Identifying system issues with synthetic monitoring
Summarize
Summary of Identifying System Issues with Synthetic Monitoring
Synthetic monitoring enables service owners and operators to assess the performance and availability of service endpoints. It allows for quick identification of issues through notifications for test failures, and helps in analyzing trends in HTTP API success rates and response times.
Show less
Key Features
- Monitor Overview: The synthetic monitoring landing page provides an aggregate view of all monitors, including their statuses. Users can filter and sort monitors based on their states, such as failed or unknown.
- Monitor Details: Selecting a monitor reveals its performance metrics, including test results, configuration parameters, and health status. This aids in understanding the monitor's effectiveness.
- Metrics Visualization: The Metrics card features two charts: one for failed tests and another for response times, allowing users to identify performance issues visually.
- Test History: A table listing each test's results is available, sortable by various criteria to facilitate issue identification.
Key Outcomes
Utilizing synthetic monitoring helps ensure service reliability by enabling proactive issue detection and resolution. By quickly accessing performance metrics and historical data, service owners and operators can effectively triage problems and maintain optimal service performance.
Tests run by synthetic monitors enable service owners and operators to view service endpoint performance at scale.

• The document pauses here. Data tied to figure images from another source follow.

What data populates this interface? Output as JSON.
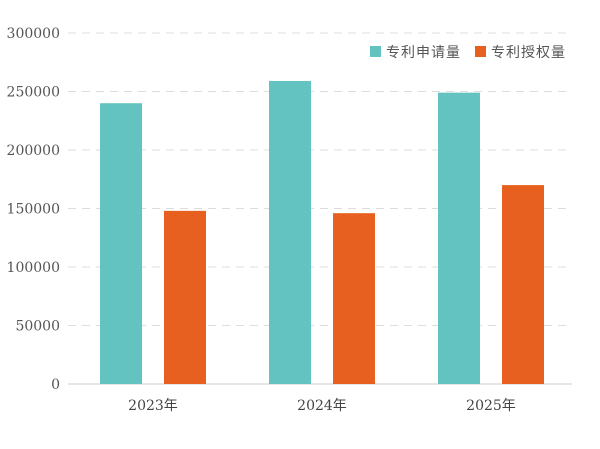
{
  "chart_data": {
    "type": "bar",
    "categories": [
      "2023年",
      "2024年",
      "2025年"
    ],
    "series": [
      {
        "name": "专利申请量",
        "values": [
          240000,
          259000,
          249000
        ],
        "color": "#63c3c0"
      },
      {
        "name": "专利授权量",
        "values": [
          148000,
          146000,
          170000
        ],
        "color": "#e8601f"
      }
    ],
    "yticks": [
      "0",
      "50000",
      "100000",
      "150000",
      "200000",
      "250000",
      "300000"
    ],
    "ylim": [
      0,
      300000
    ],
    "grid": true,
    "legend": "top-right",
    "title": "",
    "xlabel": "",
    "ylabel": ""
  }
}
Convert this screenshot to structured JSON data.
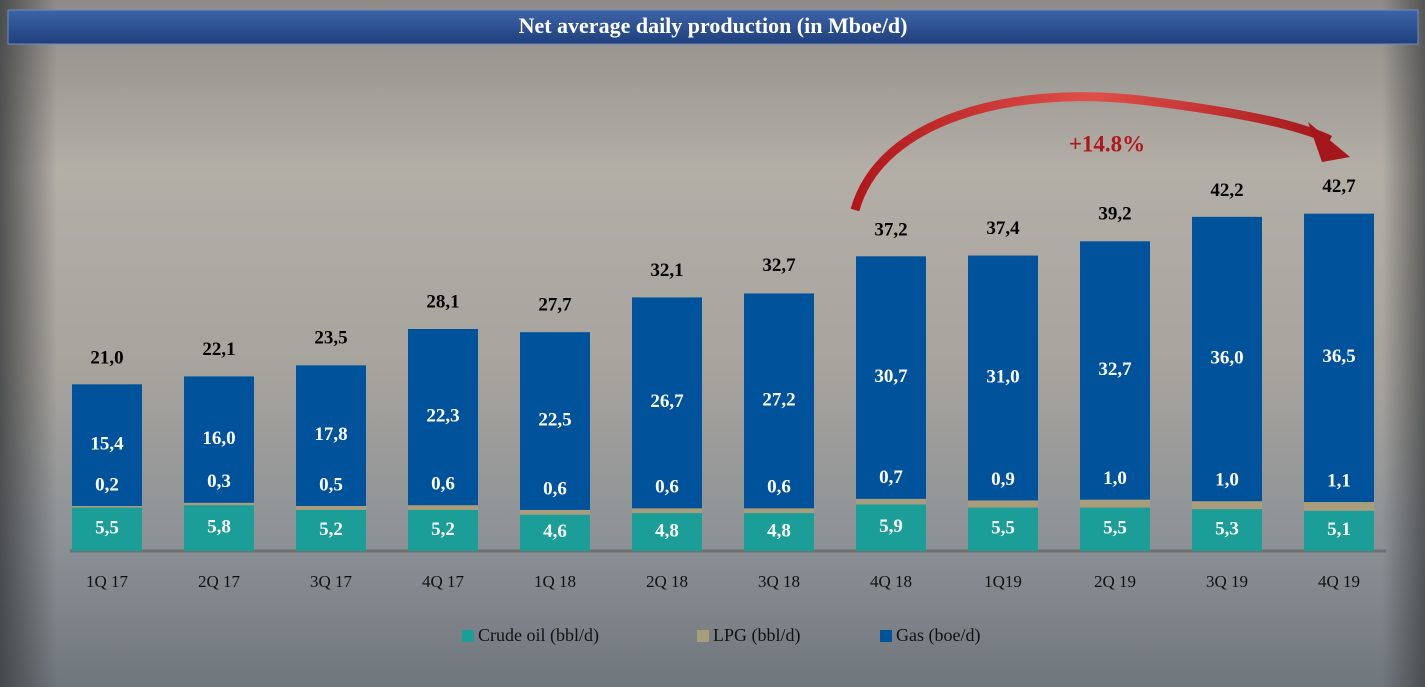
{
  "chart_data": {
    "type": "bar",
    "stacked": true,
    "title": "Net average daily production (in Mboe/d)",
    "annotation": "+14.8%",
    "categories": [
      "1Q 17",
      "2Q 17",
      "3Q 17",
      "4Q 17",
      "1Q 18",
      "2Q 18",
      "3Q 18",
      "4Q 18",
      "1Q19",
      "2Q 19",
      "3Q 19",
      "4Q 19"
    ],
    "series": [
      {
        "name": "Crude oil (bbl/d)",
        "color": "#1a9e97",
        "values": [
          5.5,
          5.8,
          5.2,
          5.2,
          4.6,
          4.8,
          4.8,
          5.9,
          5.5,
          5.5,
          5.3,
          5.1
        ],
        "value_labels": [
          "5,5",
          "5,8",
          "5,2",
          "5,2",
          "4,6",
          "4,8",
          "4,8",
          "5,9",
          "5,5",
          "5,5",
          "5,3",
          "5,1"
        ]
      },
      {
        "name": "LPG (bbl/d)",
        "color": "#a99d7c",
        "values": [
          0.2,
          0.3,
          0.5,
          0.6,
          0.6,
          0.6,
          0.6,
          0.7,
          0.9,
          1.0,
          1.0,
          1.1
        ],
        "value_labels": [
          "0,2",
          "0,3",
          "0,5",
          "0,6",
          "0,6",
          "0,6",
          "0,6",
          "0,7",
          "0,9",
          "1,0",
          "1,0",
          "1,1"
        ]
      },
      {
        "name": "Gas (boe/d)",
        "color": "#00529b",
        "values": [
          15.4,
          16.0,
          17.8,
          22.3,
          22.5,
          26.7,
          27.2,
          30.7,
          31.0,
          32.7,
          36.0,
          36.5
        ],
        "value_labels": [
          "15,4",
          "16,0",
          "17,8",
          "22,3",
          "22,5",
          "26,7",
          "27,2",
          "30,7",
          "31,0",
          "32,7",
          "36,0",
          "36,5"
        ]
      }
    ],
    "totals": [
      21.0,
      22.1,
      23.5,
      28.1,
      27.7,
      32.1,
      32.7,
      37.2,
      37.4,
      39.2,
      42.2,
      42.7
    ],
    "total_labels": [
      "21,0",
      "22,1",
      "23,5",
      "28,1",
      "27,7",
      "32,1",
      "32,7",
      "37,2",
      "37,4",
      "39,2",
      "42,2",
      "42,7"
    ]
  }
}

Overview of using synthetic monitoring
As a service owner, you can use synthetic monitoring to monitor your service's endpoints, verifying that they're available and performing as expected. You can be notified when synthetic tests fail, enabling you to mitigate issues quickly. You can see trends in HTTP API success rates and response times.
As an operator, you can use synthetic monitoring as part of triaging issues. When you learn a service is reported to have issues, you can view test results for that service's endpoints. If tests are failing or response times are slow, that might be something to investigate.
View aggregate information about the monitors
The synthetic monitoring landing page shows an overview of all created monitors, including inactive monitors.
From here, you can see the status for all your monitors. Selecting a card at the top filters the list of monitors. For example, you can view only the monitors that have failed or that are in an unknown state.
By default, the list of monitors is sorted by the timestamp in the Updated column. You can select a different column header to sort by that category.
Selecting a monitor lets you view details about the monitor's tests, including details, configuration, and associated configuration items (CIs).
View a monitor and its tests
To view a monitor's details and the results of its tests, select a monitor from the synthetic monitoring landing page. The Monitor details page provides key information needed to understand how the monitor is performing.
Use the information in the header to understand the basic health of the monitor, including its status and when it last ran a test.
Use the Configuration card to understand the basic configuration parameters of the monitor. If a monitor is in an unknown state, you can use the endpoint link to verify that the correct endpoint is selected
for the monitor. An unknown state often occurs due to an issue with the related Agent Client Collector (ACC) proxy.
View individual tests
The Metrics card displays two charts to help you understand the health of each test the monitor has run. The Failed tests chart displays each test with a value of 0 when it was
successful and a value of 1 when it failed. Hover over a point on the chart to view further details.
The Response time chart shows the amount of time in milliseconds that it took to receive a response from the endpoint. Hover over a point on the chart to view details.
The Monitor result history table lists each test. By default, the table is sorted from newest to oldest by the timestamp. You can sort by any column to help find issues. For example, you can sort by Result to see all failures together or you can sort by Response time to view the tests with the highest latency.